The Wnt signaling pathway is essential for bone development and maintaining skeletal homeostasis, making it particularly relevant in osteoporosis patients. Our study aimed to identify distinct molecular clusters associated with the Wnt pathway and develop a diagnostic model for osteoporosis in postmenopausal Caucasian women. We downloaded three datasets (GSE56814, GSE56815 and GSE2208) related to osteoporosis from the GEO database.

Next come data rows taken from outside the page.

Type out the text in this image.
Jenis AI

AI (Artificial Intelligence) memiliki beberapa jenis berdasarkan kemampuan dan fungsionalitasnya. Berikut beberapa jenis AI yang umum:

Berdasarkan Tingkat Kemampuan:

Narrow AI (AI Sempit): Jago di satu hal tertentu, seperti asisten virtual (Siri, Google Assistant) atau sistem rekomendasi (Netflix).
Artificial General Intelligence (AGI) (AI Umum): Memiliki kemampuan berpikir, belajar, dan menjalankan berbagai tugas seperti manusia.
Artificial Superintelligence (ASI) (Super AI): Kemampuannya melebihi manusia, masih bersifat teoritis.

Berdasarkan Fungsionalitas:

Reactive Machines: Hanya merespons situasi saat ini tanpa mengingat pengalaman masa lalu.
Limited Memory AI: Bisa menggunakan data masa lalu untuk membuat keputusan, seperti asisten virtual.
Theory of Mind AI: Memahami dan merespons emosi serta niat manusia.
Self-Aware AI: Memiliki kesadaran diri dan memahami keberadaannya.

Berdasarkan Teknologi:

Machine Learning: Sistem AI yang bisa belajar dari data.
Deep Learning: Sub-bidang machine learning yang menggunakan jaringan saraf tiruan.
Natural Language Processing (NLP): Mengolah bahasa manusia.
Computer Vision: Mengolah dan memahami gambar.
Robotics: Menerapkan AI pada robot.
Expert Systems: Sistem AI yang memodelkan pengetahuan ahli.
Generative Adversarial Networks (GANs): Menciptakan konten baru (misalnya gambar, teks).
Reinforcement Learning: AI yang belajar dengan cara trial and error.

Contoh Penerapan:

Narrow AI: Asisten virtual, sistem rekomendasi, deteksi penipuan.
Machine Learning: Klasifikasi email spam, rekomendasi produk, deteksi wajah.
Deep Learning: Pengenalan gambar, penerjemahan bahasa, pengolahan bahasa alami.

Our analysis identified a total of 371 differentially expressed genes (DEGs) between low and high bone mineral density (BMD) groups, with 12 genes associated with the Wnt signaling pathway, referred to as osteoporosis-associated Wnt pathway-related genes. Employing four independent machine learning models, we established a diagnostic model using the 12 osteoporosis-associated Wnt pathway-related genes in the training set. The XGB model showed the most promising discriminative potential. We further validate the predictive capability of our diagnostic model by applying it to three external datasets specifically related to osteoporosis. Subsequently, we constructed a diagnostic nomogram based on the five crucial genes identified from the XGB model. In addition, through the utilization of DGIdb, we identified a total of 30 molecular compounds or medications that exhibit potential as promising therapeutic targets for osteoporosis. In summary, our comprehensive analysis provides valuable insights into the relationship between the osteoporosis and Wnt signaling pathway.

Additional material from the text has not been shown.